Finanzpolitische Spielräume bald ausgeschöpft
Mit der schwächeren Konjunktur und einer expansiv ausgerichteten Finanzpolitik dürften die gegenwärtig hohen gesamtstaatlichen Haushaltsüberschüsse bis zum Jahr 2021 weitgehend abgebaut werden. Ab dem Jahr 2022 werden die gesamtstaatlichen Einnahmen dann mit einem Rückgang der Zahl der Erwerbstätigen und einem geringen Zuwachs der gesamtwirtschaftlichen Produktion deutlich schwächer zulegen als in den Jahren davor. Die öffentlichen Ausgaben dürften dagegen – auch aufgrund des demographischen Wandels – stärker zunehmen als die Einnahmen des Staates. Bis zur Mitte der 2020er Jahre dürften die finanzpolitischen Spielräume erschöpft sein. Die geplanten Ausgaben für die Begleitung des Braunkohleausstiegs und für den Klimaschutz müssen dann entweder zu Lasten anderer Ausgaben gehen oder durch höhere Einnahmen finanziert werden.

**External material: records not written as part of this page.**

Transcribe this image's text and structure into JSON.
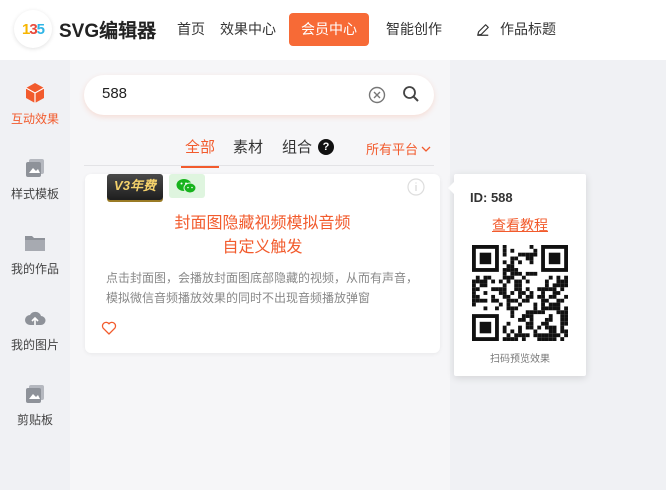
{
  "header": {
    "app_name": "SVG编辑器",
    "logo_text": [
      "1",
      "3",
      "5"
    ],
    "nav": {
      "home": "首页",
      "effects": "效果中心",
      "member": "会员中心",
      "smart": "智能创作",
      "work_title": "作品标题"
    }
  },
  "sidebar": {
    "items": [
      {
        "label": "互动效果",
        "icon": "cube-icon",
        "active": true
      },
      {
        "label": "样式模板",
        "icon": "template-icon",
        "active": false
      },
      {
        "label": "我的作品",
        "icon": "folder-icon",
        "active": false
      },
      {
        "label": "我的图片",
        "icon": "cloud-upload-icon",
        "active": false
      },
      {
        "label": "剪贴板",
        "icon": "clipboard-icon",
        "active": false
      }
    ]
  },
  "search": {
    "value": "588"
  },
  "tabs": {
    "all": "全部",
    "material": "素材",
    "combo": "组合",
    "help": "?",
    "platform": "所有平台"
  },
  "card": {
    "badge": "V3年费",
    "title_line1": "封面图隐藏视频模拟音频",
    "title_line2": "自定义触发",
    "description": "点击封面图，会播放封面图底部隐藏的视频，从而有声音，模拟微信音频播放效果的同时不出现音频播放弹窗"
  },
  "popup": {
    "id_text": "ID: 588",
    "link": "查看教程",
    "caption": "扫码预览效果"
  },
  "colors": {
    "accent": "#f25b2d",
    "member_button": "#f76a36"
  }
}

Vergleichsweise geringe Auswirkungen auf die öffentlichen Finanzen hat das kürzlich beschlossene Klimapaket der Bundesregierung. Es wird größtenteils über ein Sondervermögen des Bundes, den ‚Energie- und Klimafonds‘ (EKF) finanziert. Zu einem kleineren Teil werden die Haushalte von Bund, Ländern und Gemeinden belastet, insbesondere durch steuerliche Fördermaßnahmen und sonstige Entlastungen. Vor allem sollen hier Mittel umgeschichtet werden. Weil den Mehrausgaben und den Entlastungsmaßnahmen mittelfristig die zusätzliche Belastung der Unternehmen durch die CO2-Bepreisung gegenübersteht, liefert das Klimapaket per saldo nur in der kurzen Frist geringfügige gesamtwirtschaftliche Impulse, und es soll auch nur kurzfristig die öffentlichen Haushalte belasten.
Gesamtwirtschaftlicher Impuls durch Strukturstärkungsgesetz gering
Teil des ‚Klimaschutzprogramms 2030‘ ist der Ausstieg aus der Kohleverstromung, für den die Bundesregierung bereits im Sommer 2019 den Entwurf eines ‚Strukturstärkungsgesetz Kohleregionen‘ verabschiedet hat. Für die veranschlagten Ausgaben in Höhe von insgesamt 40 Mrd. Euro stellt der Bund, beginnend mit dem Jahr 2019, jährlich 500 Millionen Euro in Form so genannter Verstärkungsmittel für die Kohleregionen Lausitz, Mitteldeutschland und Rheinland bereit. Diese Regelung gilt zunächst bis zum Jahr 2023, soll aber bis zum Jahr 2038 verlängert werden.
Damit flössen im Zeitraum von 2019 bis 2038 insgesamt zehn Mrd. Euro zusätzliche Verstärkungsmittel in die Kohleregionen. Die verbleibenden 30 Mrd. Euro sind laut Gesetzentwurf durch Umschichtungen im Haushalt sicherzustellen. Womit der mit dem ‚Strukturstärkungsgesetz Kohleregionen‘ verbundene gesamtwirtschaftliche Impuls, ebenso wie beim Klimapaket, recht gering ausfallen würde.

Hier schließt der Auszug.